Much like life, investing in long term solutions and plans doesn’t really pay out at first, if at all. Think of it like investment; you do not see much profit in the beginning, and it might not seem like it helps at all. And then you have simple, short-term solutions that you can neither fully depend on, nor usually find. That’s the basic difference between big upgrades, and random equipment unlocks. So you have to be wise about it.
Taking Risks VS. Staying in your Comfort zone
There are these passive buffs or upgrades that you unlock at the start of each new section of the map called mutations. They’re divided according to the game’s three main character stats: Brutality (red, offene), Tactics (purple, strategy/situationality); and survival (green, defense/support). In addition, a fourth section is for general upgrades, the most stark of which is an extra chance to live past death. Seeing as Dead Cells is based on permadeath, meaning you lose everything and start over upon death, an extra life sounds like a great investment, and it can be; it’s safe and low-risk. On the flipside, the first mutation in the Brutality section is the ability to do massively-increased damage for a set amount of time after killing something. Seeing as enemies come in groups, getting the first hit in and then following up with a damage buff means most things won’t have a chance to even hit you; it’s dangerous and high-risk.

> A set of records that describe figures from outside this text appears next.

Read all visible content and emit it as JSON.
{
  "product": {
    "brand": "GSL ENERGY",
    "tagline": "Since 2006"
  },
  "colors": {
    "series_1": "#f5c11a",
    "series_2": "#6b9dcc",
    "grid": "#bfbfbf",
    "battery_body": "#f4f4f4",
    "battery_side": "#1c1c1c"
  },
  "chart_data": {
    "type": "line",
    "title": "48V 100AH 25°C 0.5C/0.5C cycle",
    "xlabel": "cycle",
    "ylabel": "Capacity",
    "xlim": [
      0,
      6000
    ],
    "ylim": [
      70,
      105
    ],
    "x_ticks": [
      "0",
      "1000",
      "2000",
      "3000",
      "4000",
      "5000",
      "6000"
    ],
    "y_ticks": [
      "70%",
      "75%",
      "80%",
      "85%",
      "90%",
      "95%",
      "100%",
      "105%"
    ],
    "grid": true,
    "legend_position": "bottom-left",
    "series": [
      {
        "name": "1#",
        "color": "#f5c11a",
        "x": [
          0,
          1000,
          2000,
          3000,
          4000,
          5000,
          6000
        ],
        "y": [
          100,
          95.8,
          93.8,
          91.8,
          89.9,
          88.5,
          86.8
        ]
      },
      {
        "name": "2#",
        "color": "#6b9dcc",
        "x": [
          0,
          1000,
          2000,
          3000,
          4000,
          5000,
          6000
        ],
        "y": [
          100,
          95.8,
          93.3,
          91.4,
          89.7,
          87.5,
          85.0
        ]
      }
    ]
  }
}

In life you’ll often find yourself in a plateau; you do the same shit every day and try to stick to the walls more often than you should. Whereas when you take more risks in any endeavour, your chances of failure dramatically increase, but so too do your chances of getting farther ahead and learning more about yourself and the world. So why opt for something that basically means you expect to die, when you can choose something else that bolsters your chance to live?
Failure is a Blessing
You die a whole hell of a lot in Dead Cells; that’s the incentive the game has to make each and every attempt to beat it feel suspenseful. When you die, no matter where you are, you go back to the very beginning of the game, with nothing but a bit of money that you reserve upon death to find/buy items in the world and to upgrade them. You’ll fail a lot no matter what you do in Dead Cells; even the most experienced (or most defensive) among us have succumbed to dumb mistakes more than a few dozen times.
But the more you try, the more you get ahead in the game, you unlock more items to fight with, and abilities to traverse the world – growing vines to climb, wall-running, etc. Each attempt is smoother and more expansive the more you go, whether it’s from getting more stuff to start out with, or learning from your mistakes in the past and mitigating failure. Much like life, you fail way more times than you’ll ever want to. But if you don’t fuck up every now and then, you’ll never properly learn anything about the universe. You’ll miss out on many possibly new ways to tackle issues, or learn a new skill. Failure is the best teacher you’ll ever have in life, and it’s the most important in Dead Cells.
What an Experience
Apart from the philosophical aspects of Dead Cells, it’s a genuinely fun, fast-paced side-scroller. It has an amazing indie aesthetic with a seemingly simplistic and beautiful art style. Even the writing, more present in the environmental storytelling, is spot on and cheeky. It routinely goes on sale on every platform, and even without a discount, its $25 price tag is amazing, considering the enjoyment you can get from it. If you enjoy a fun, varied, thrilling, and educational gaming experience, give Dead Cells a try.